Bajos niveles de confianza fomentan la corrupción
Cuando los ciudadanos no tienen confianza entre sí, existen menos probabilidades de que trabajen juntos para obligar al gobierno a rendir cuentas y expulsar a los funcionarios no confiables. Por el contrario, más bien se favorecen soluciones instrumentales e individualistas de los problemas, como lo resalta Morris S. y Klesner J. en su artículo "Corrupción y confianza”. La desconfianza interpersonal termina por favorecer una actitud tolerante hacia la corrupción, alimentando la participación individual en ella bajo la justificación de que "todos lo hacen” y de que "no queda otra alternativa que pagar el soborno”, de manera que "los ciudadanos se convierten en clientes y sobornadores que buscan protección privada para acceder a los tomadores de decisiones”.

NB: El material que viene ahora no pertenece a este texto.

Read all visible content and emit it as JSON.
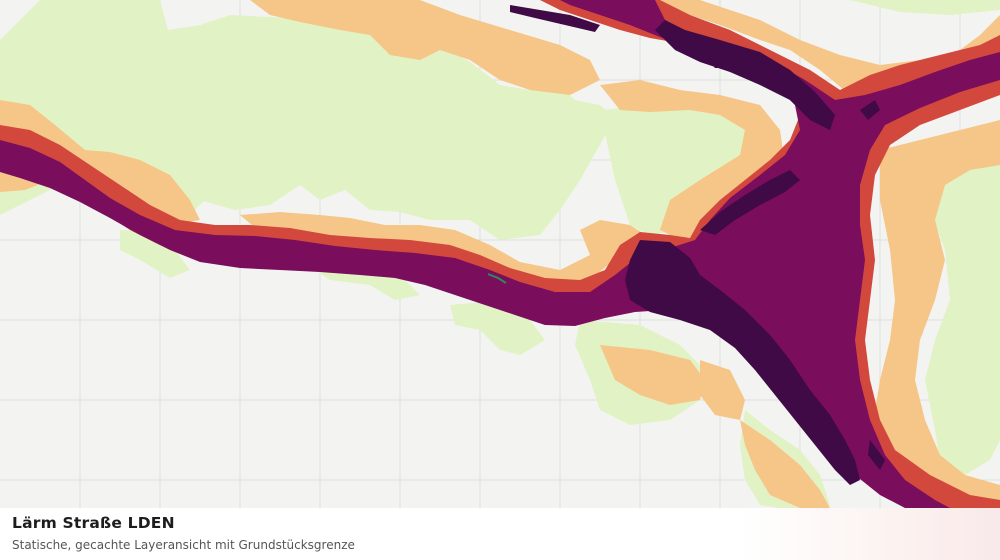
{
  "map": {
    "layer_colors": {
      "background": "#f3f4f2",
      "grid": "#dedfdd",
      "band_55_60": "#e1f2c4",
      "band_60_65": "#f5c688",
      "band_65_70": "#d2483c",
      "band_70_75": "#7a0d5c",
      "band_75_plus": "#3f0a45",
      "parcel_boundary": "#2e8b57"
    }
  },
  "caption": {
    "title": "Lärm Straße LDEN",
    "subtitle": "Statische, gecachte Layeransicht mit Grundstücksgrenze"
  }
}
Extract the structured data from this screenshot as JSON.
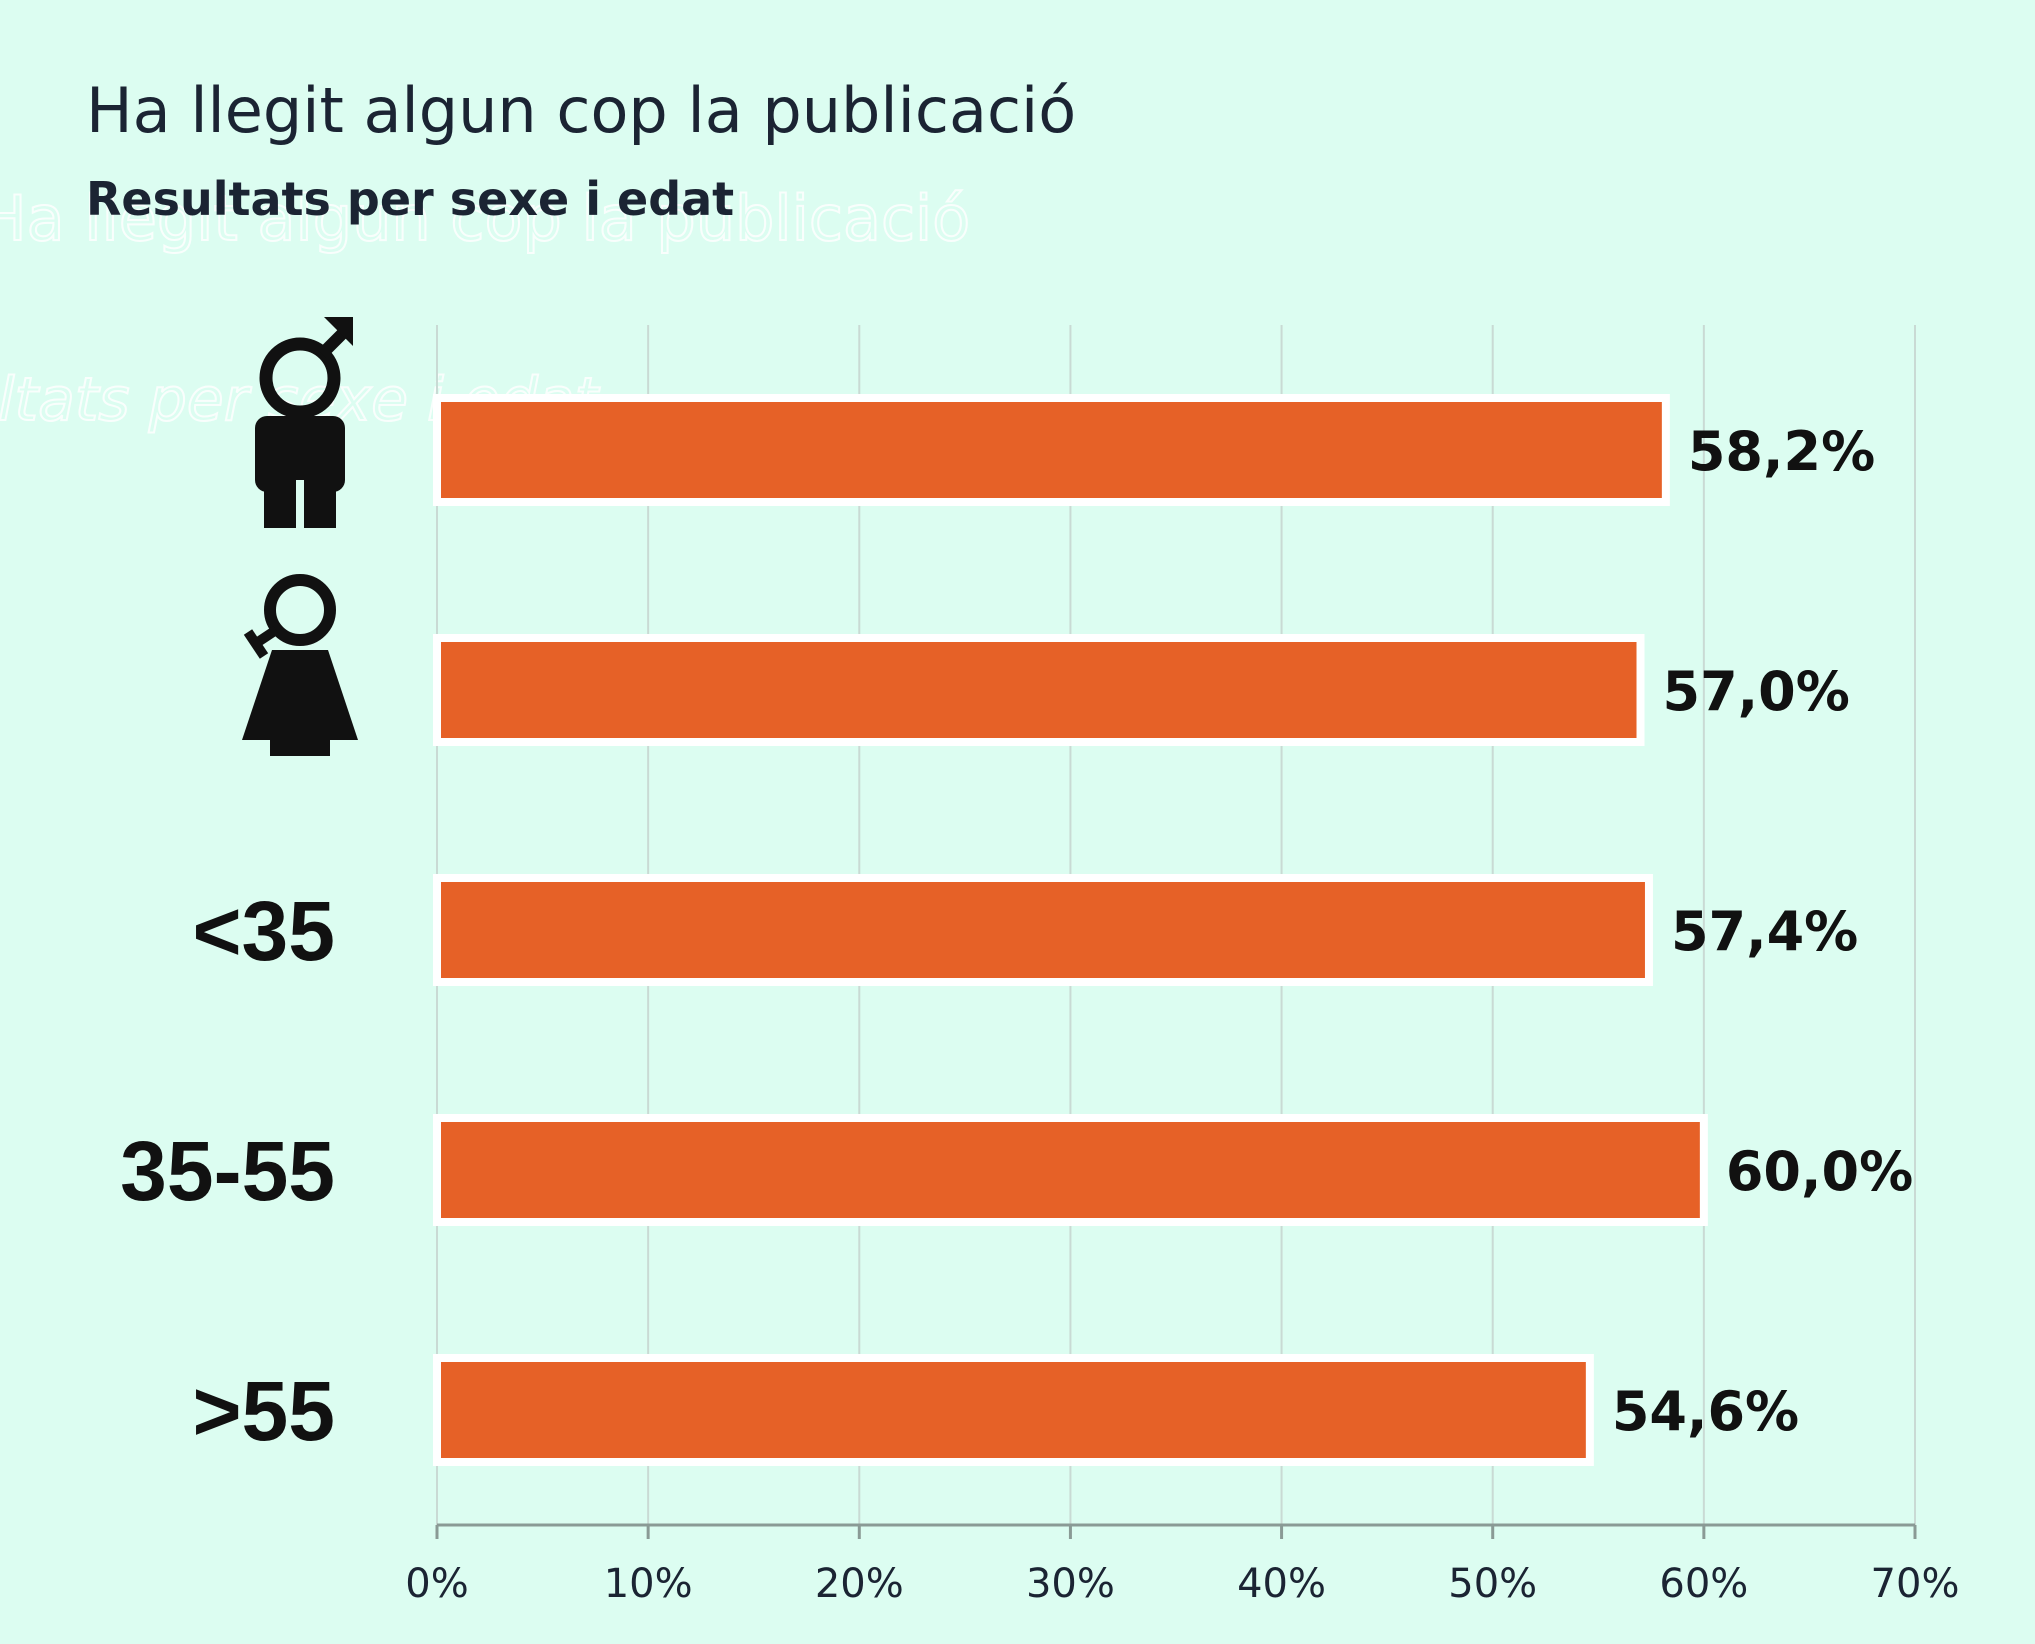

En este contexto de normalización de la corrupción, es ilustrativo destacar el hecho de que, en el 2020, Latinobarómetro reporto que un 48,8% de los encuestados en Venezuela opinó que no era posible erradicar la corrupción de la política, y un 45,9% manifestó estar de acuerdo con que se podía pagar el precio de cierto grado de corrupción, siempre que se solucionen los problemas del país.
Junto a las violaciones de derechos humanos y al inmenso daño patrimonial que la "Gran Corrupción” enquistada en el Estado le ha producido a la sociedad venezolana a lo largo de estas décadas, se añade a esta lamentable tragedia lo arduo que será restaurar la confianza que se ha roto entre los venezolanos. Inmersa Venezuela en este círculo vicioso de alta corrupción y baja confianza, uno de los retos más complejos para la reconstrucción del país será erradicar las percepciones de corrupción y restituir la confianza en las instituciones públicas.